HEROES –From Alexander the Great and Julius Caesar to Churchill and DeGaulle, by Paul Johnson, HarperCollins Publishers, New York, © 2007, ISBN: 978-0-06-114316-8, 299 pp, $25.95.

Paul Johnson defines a hero as anyone who has been widely, persistently over long periods, and enthusiastically regarded as heroic by a reasonable person, or even an unreasonable one. Johnson has put into this collection one or two heroes and heroines of his own, believing that an element of idiosyncrasy is a legitimate part of hero worship. A hero does not stand still in popular estimations. Hero movements up and down are usually less startling but frequent and continuous.

Tom Jones, in his Whitehall Diaries, quotes Stanley Baldwin, when prime minister, remarking:

Contemporary judgments were illusory; look at Lincoln's case, how in his lifetime he was thought to be a clumsy lumbering countryman, blundering along without knowing where he was going.

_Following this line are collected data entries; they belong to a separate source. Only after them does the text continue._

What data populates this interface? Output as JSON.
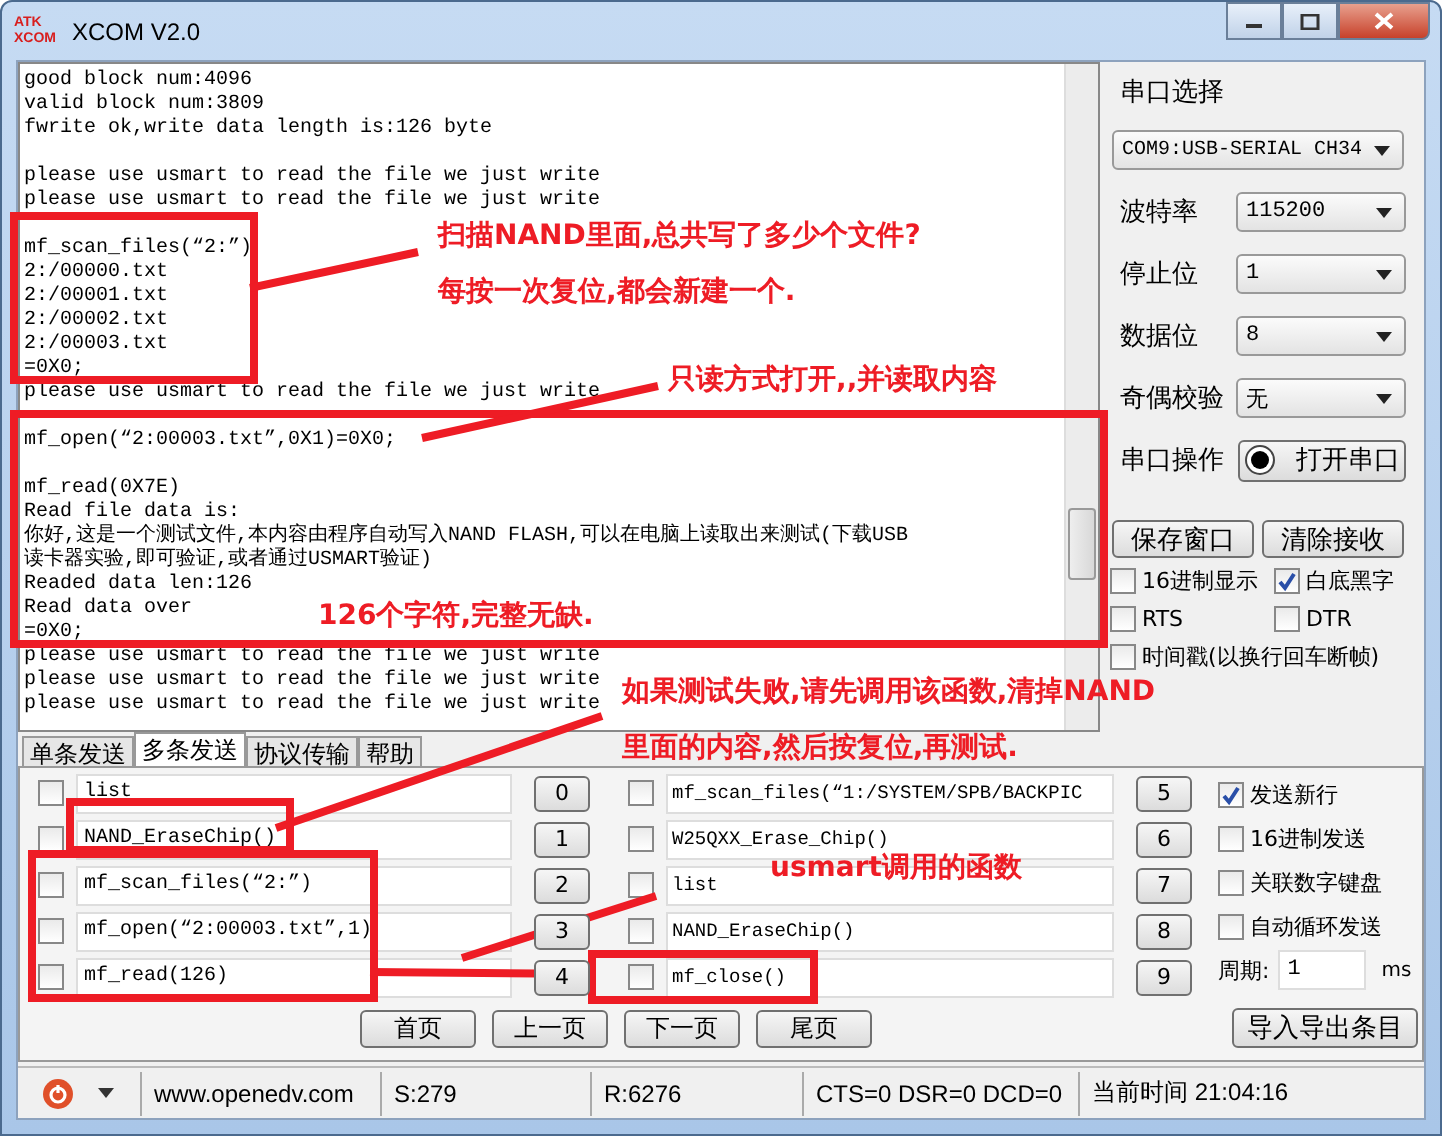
{
  "window": {
    "logo": [
      "ATK",
      "XCOM"
    ],
    "title": "XCOM V2.0"
  },
  "terminal": {
    "blocks": [
      [
        "good block num:4096",
        "valid block num:3809",
        "fwrite ok,write data length is:126 byte"
      ],
      [
        "please use usmart to read the file we just write",
        "please use usmart to read the file we just write"
      ],
      [
        "mf_scan_files(“2:”)",
        "2:/00000.txt",
        "2:/00001.txt",
        "2:/00002.txt",
        "2:/00003.txt",
        "=0X0;",
        "please use usmart to read the file we just write"
      ],
      [
        "mf_open(“2:00003.txt”,0X1)=0X0;"
      ],
      [
        "mf_read(0X7E)",
        "Read file data is:",
        "你好,这是一个测试文件,本内容由程序自动写入NAND FLASH,可以在电脑上读取出来测试(下载USB",
        "读卡器实验,即可验证,或者通过USMART验证)",
        "Readed data len:126",
        "Read data over",
        "=0X0;",
        "please use usmart to read the file we just write",
        "please use usmart to read the file we just write",
        "please use usmart to read the file we just write"
      ]
    ]
  },
  "serial": {
    "port_label": "串口选择",
    "port": "COM9:USB-SERIAL CH34",
    "settings": [
      {
        "label": "波特率",
        "value": "115200"
      },
      {
        "label": "停止位",
        "value": "1"
      },
      {
        "label": "数据位",
        "value": "8"
      },
      {
        "label": "奇偶校验",
        "value": "无"
      }
    ],
    "operation_label": "串口操作",
    "open_button": "打开串口",
    "buttons": [
      "保存窗口",
      "清除接收"
    ],
    "checks": [
      {
        "label": "16进制显示",
        "checked": false
      },
      {
        "label": "白底黑字",
        "checked": true
      },
      {
        "label": "RTS",
        "checked": false
      },
      {
        "label": "DTR",
        "checked": false
      },
      {
        "label": "时间戳(以换行回车断帧)",
        "checked": false
      }
    ]
  },
  "tabs": [
    {
      "label": "单条发送",
      "selected": false
    },
    {
      "label": "多条发送",
      "selected": true
    },
    {
      "label": "协议传输",
      "selected": false
    },
    {
      "label": "帮助",
      "selected": false
    }
  ],
  "multi_send": {
    "rows": [
      {
        "checked": false,
        "command": "list",
        "button": "0"
      },
      {
        "checked": false,
        "command": "NAND_EraseChip()",
        "button": "1"
      },
      {
        "checked": false,
        "command": "mf_scan_files(“2:”)",
        "button": "2"
      },
      {
        "checked": false,
        "command": "mf_open(“2:00003.txt”,1)",
        "button": "3"
      },
      {
        "checked": false,
        "command": "mf_read(126)",
        "button": "4"
      },
      {
        "checked": false,
        "command": "mf_scan_files(“1:/SYSTEM/SPB/BACKPIC",
        "button": "5"
      },
      {
        "checked": false,
        "command": "W25QXX_Erase_Chip()",
        "button": "6"
      },
      {
        "checked": false,
        "command": "list",
        "button": "7"
      },
      {
        "checked": false,
        "command": "NAND_EraseChip()",
        "button": "8"
      },
      {
        "checked": false,
        "command": "mf_close()",
        "button": "9"
      }
    ],
    "options": [
      {
        "label": "发送新行",
        "checked": true
      },
      {
        "label": "16进制发送",
        "checked": false
      },
      {
        "label": "关联数字键盘",
        "checked": false
      },
      {
        "label": "自动循环发送",
        "checked": false
      }
    ],
    "period": {
      "label": "周期:",
      "value": "1",
      "unit": "ms"
    },
    "pages": [
      "首页",
      "上一页",
      "下一页",
      "尾页"
    ],
    "import_button": "导入导出条目"
  },
  "status_bar": {
    "site": "www.openedv.com",
    "sent": "S:279",
    "received": "R:6276",
    "signals": "CTS=0 DSR=0 DCD=0",
    "time": "当前时间 21:04:16"
  },
  "annotations": [
    {
      "text": "扫描NAND里面,总共写了多少个文件?"
    },
    {
      "text": "每按一次复位,都会新建一个."
    },
    {
      "text": "只读方式打开,,并读取内容"
    },
    {
      "text": "126个字符,完整无缺."
    },
    {
      "text": "如果测试失败,请先调用该函数,清掉NAND"
    },
    {
      "text": "里面的内容,然后按复位,再测试."
    },
    {
      "text": "usmart调用的函数"
    }
  ]
}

Since his death his significance has grown steadily.  [Woodrow] Wilson, on the other hand, was for a short spell looked up to like a god, and his fame will gradually shrink. Lincoln is Wisdom, and Wilson is Knowledge.

In some cases, heroic categories have been downgraded in their entirety. Livingstone, an outstanding hero of the Victorians, and still venerated in the author's childhood, is now described as a racist. In general, explorers and travelers enjoy fewer kudos than formerly. Amundsen and Peary, even the tragic-heroic Scott of the Antarctic and his self-sacrificing companion Captain Oats, no longer occupy the same rank in the pantheons of schoolboys. All those concerned with the spread of empire - Clive of India, Marshall Lyautey of Morocco, Cecil Rhodes, Lawrence of Arabia - are now suspect.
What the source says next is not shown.